2 Answers from Attorneys
Re: Workers Comp Insurer's Duty to Notify Insured of Corporate Exemption
For officers to be exempted from the scope of the wc laws, they must be the only shareholders of the private corporation they work for. (Lab. Code 3351(c).) If these two are the only shareholders, the insured is right. If there are other shareholders, the insurer is right. The insured should have asked someone who knew this area before it did this; there may have been other means to accomplish the objective.
Re: Workers Comp Insurer's Duty to Notify Insured of Corporate Exemption
It sounds like there is plenty of confusion on both sides of the equation here.
First of all, you are referring to a "close" corporation, not closed. A close corporation is normally a public corporation in which all of the voting stock is held by a few shareholders, for example, management or family members. It is usally not available for sale to the public. I close corporation can usually operate more informally than one that is not close.
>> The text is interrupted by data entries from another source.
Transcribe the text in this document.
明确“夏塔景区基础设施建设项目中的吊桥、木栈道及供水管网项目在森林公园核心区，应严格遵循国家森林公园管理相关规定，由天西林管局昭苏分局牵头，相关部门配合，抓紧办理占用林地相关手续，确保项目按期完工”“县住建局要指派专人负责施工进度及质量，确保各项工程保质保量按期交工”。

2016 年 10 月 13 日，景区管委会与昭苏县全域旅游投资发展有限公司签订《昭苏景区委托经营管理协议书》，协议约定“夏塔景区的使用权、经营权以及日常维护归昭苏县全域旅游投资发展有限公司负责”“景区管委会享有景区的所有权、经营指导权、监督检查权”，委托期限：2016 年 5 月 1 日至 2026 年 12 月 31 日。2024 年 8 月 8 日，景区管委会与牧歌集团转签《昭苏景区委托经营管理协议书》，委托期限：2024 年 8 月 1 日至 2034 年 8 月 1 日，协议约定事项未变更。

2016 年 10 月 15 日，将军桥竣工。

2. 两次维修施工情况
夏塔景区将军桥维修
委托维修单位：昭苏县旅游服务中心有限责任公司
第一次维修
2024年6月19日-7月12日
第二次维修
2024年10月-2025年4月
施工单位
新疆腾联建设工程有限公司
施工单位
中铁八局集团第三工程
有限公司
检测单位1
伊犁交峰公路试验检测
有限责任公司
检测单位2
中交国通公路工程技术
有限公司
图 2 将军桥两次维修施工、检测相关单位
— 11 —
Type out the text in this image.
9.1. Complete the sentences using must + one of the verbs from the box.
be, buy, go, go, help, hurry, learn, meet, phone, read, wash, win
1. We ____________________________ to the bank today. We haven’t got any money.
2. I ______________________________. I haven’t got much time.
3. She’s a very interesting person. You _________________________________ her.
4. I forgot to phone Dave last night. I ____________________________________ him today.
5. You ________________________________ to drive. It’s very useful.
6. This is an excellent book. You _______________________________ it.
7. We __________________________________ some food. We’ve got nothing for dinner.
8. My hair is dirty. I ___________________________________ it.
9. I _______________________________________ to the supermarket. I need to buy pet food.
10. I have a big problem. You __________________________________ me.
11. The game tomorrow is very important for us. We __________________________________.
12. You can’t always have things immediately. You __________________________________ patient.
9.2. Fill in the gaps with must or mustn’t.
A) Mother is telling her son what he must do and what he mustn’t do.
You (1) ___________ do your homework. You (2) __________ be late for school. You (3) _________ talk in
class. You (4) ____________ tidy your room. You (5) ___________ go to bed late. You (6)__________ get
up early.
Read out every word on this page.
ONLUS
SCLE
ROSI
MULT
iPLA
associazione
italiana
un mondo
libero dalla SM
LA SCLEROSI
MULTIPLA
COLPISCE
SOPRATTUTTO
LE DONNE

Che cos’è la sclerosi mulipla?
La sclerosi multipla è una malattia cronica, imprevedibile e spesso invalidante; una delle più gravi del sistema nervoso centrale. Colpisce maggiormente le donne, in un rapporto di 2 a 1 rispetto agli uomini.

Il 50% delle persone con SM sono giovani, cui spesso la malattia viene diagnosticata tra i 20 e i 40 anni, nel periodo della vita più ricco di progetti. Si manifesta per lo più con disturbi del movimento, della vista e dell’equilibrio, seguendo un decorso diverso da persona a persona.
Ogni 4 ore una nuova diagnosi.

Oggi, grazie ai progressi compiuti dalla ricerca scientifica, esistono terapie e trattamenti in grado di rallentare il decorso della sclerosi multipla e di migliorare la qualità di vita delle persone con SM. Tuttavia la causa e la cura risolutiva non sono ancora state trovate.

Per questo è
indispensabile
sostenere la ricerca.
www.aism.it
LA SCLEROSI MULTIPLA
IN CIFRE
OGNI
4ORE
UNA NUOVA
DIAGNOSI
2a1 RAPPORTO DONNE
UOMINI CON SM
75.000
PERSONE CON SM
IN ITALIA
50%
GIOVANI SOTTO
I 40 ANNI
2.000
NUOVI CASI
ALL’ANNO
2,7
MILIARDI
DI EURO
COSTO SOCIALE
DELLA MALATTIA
There is no distinction between the two for the purposes of workers' comp exemptions. However, simply making someone an officer of a corporation does NOT exempt them from workers comp. You must be a shareholder AND either an officer or director to be exempt from workers' comp. If there was no ownership interest by the officer, then they are not exempt.
So it sounds like the corporation and the insurer are both wrong in some respects.